– Senor Appleston, vos dais conferencias en los colegios sobre la existencia de Dios.

– Si, mis clases se basan en la obra Summa Theologica, de Santo Tomas.

– Y supongo que comentais las pruebas de la existencia de Dios.

– Desde luego.

– En ese caso -replico Corbett-, ?no estariais de acuerdo en que, si pruebo la existencia de Dios, Dios podria dejar de existir?

Appleston entorno los ojos.

– Quiero decir -se explico Corbett- que si yo, que soy finito y mortal, puedo probar, sin ninguna duda, que existe un ser inmortal e infinito, entonces, una de dos, o yo tambien soy infinito e inmortal o bien lo que estoy probando no puede existir en primer lugar. En otras palabras, una prueba tan nimia de la existencia de Dios es demasiado simple y es, por lo tanto, no logica. Es un poco como si dijera que puedo verter un galon de agua en un pichel de pinta: si asi fuera, entonces no es ni el galon ni el pichel lo que puede acoger mas de una pinta.

– Concedo -gruno Appleston-, aunque tendre que reflexionar sobre lo que habeis dicho, sir Hugo.

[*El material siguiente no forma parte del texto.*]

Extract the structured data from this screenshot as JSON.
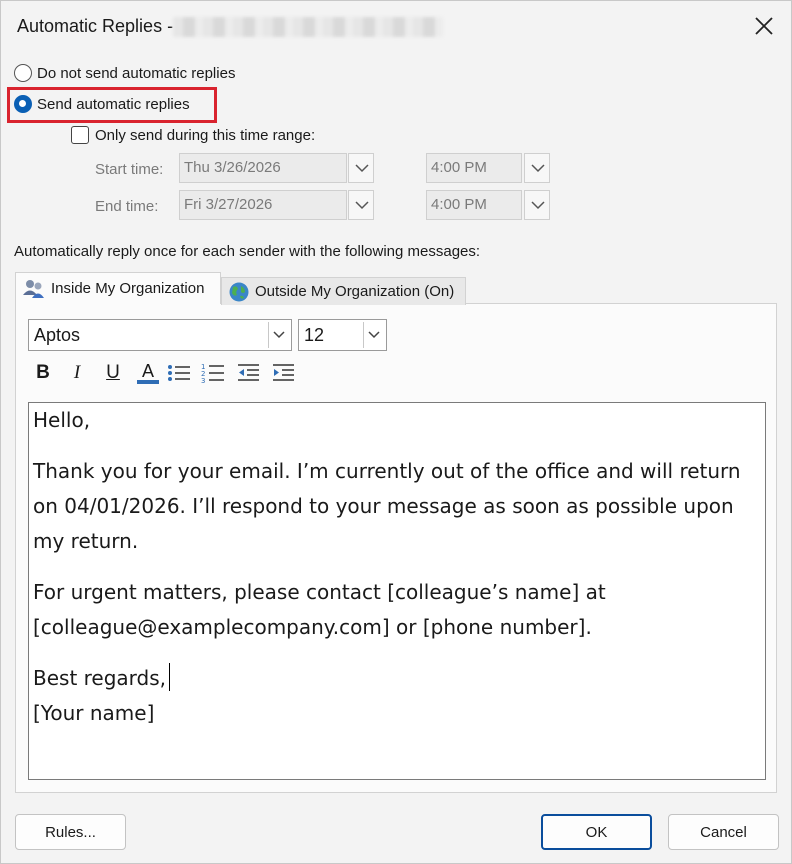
{
  "window": {
    "title": "Automatic Replies - "
  },
  "options": {
    "do_not_send_label": "Do not send automatic replies",
    "send_label": "Send automatic replies",
    "time_range_label": "Only send during this time range:"
  },
  "time_range": {
    "start_label": "Start time:",
    "start_date": "Thu 3/26/2026",
    "start_time": "4:00 PM",
    "end_label": "End time:",
    "end_date": "Fri 3/27/2026",
    "end_time": "4:00 PM"
  },
  "instructions": "Automatically reply once for each sender with the following messages:",
  "tabs": [
    {
      "label": "Inside My Organization",
      "active": true,
      "icon": "people-icon"
    },
    {
      "label": "Outside My Organization (On)",
      "active": false,
      "icon": "globe-icon"
    }
  ],
  "formatting": {
    "font": "Aptos",
    "size": "12",
    "bold": "B",
    "italic": "I",
    "underline": "U",
    "font_color": "A",
    "font_color_hex": "#2f6db5"
  },
  "message": {
    "greeting": "Hello,",
    "para1_line1": "Thank you for your email. I’m currently out of the office and will return",
    "para1_line2": "on 04/01/2026. I’ll respond to your message as soon as possible upon",
    "para1_line3": "my return.",
    "para2_line1": "For urgent matters, please contact [colleague’s name] at",
    "para2_line2": "[colleague@examplecompany.com] or [phone number].",
    "closing": "Best regards,",
    "signature": "[Your name]"
  },
  "buttons": {
    "rules": "Rules...",
    "ok": "OK",
    "cancel": "Cancel"
  },
  "colors": {
    "accent": "#0a5fb4",
    "highlight": "#d9232e"
  }
}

– Lo mismo puede aplicarse a Passerel -anadio Corbett a continuacion-. Si el fuera el Campanero, el asesino de Robert Ascham y John Copsale, por no hablar de los mendigos, entonces diria que la solucion es simple, perfecta y, por lo tanto, totalmente ilogica.

– Estoy de acuerdo -declaro Ranulfo haciendo un guino a Maltote.

– Y entonces, ?quien mato a Ascham? -pregunto Tripham con calma.

– No lo se -respondio Corbett-; por eso estoy aqui. -Se volvio hacia Tripham-. Me gustaria visitar la biblioteca esta noche. ?Quiza despues de cenar…?

– Desde luego -accedio el vicerregente-. Podemos tomarnos el vino dulce alli abajo, es una estancia muy acogedora.

Moth se acerco. Dio unas palmaditas en los hombros de Mathilda y empezo a hacer signos extranos con las manos.

– Pronto estara la cena -declaro, poniendose en pie, y cogio el baston que tenia en una esquina de la chimenea-. Senores, nos veremos luego -y salio fuera de la estancia, una mano en el baston y la otra del brazo de su silencioso criado.

La conversacion continuo, aunque de un modo inconexo. Appleston y Tripham hicieron algunas preguntas sobre la tasacion y el precio del maiz en el feudo de Leighton. Llegaron otros profesores: Aylric Churchley, de ciencias naturales, delgado como un palillo, de rostro irascible y algunos mechones de cabello gris levantados sobre su cabeza calva. Tenia un tono de voz tan elevado y estridente que Corbett tuvo que amonestar en silencio a Ranulfo y a Maltote para que no se les escapara la risa. Peter Langton era un hombre pequeno de cara estrecha y bronceada surcada de arrugas con ojos reumaticos, que hacia alabanzas a todo el mundo, especialmente a Churchley, a quien aclamo como el mayor de los medicos de Oxford. Bernard Barnett fue el ultimo en llegar, de cara rechoncha con una frente muy alta, era un tonelete de hombre con ojos brillantes y un labio inferior muy grueso. Tenia la mirada agresiva, como si siempre estuviera dispuesto a discutir por cualquier pretexto, aunque fuese tan ridiculo como el de cuantos angeles podrian sentarse en la punta de un alfiler.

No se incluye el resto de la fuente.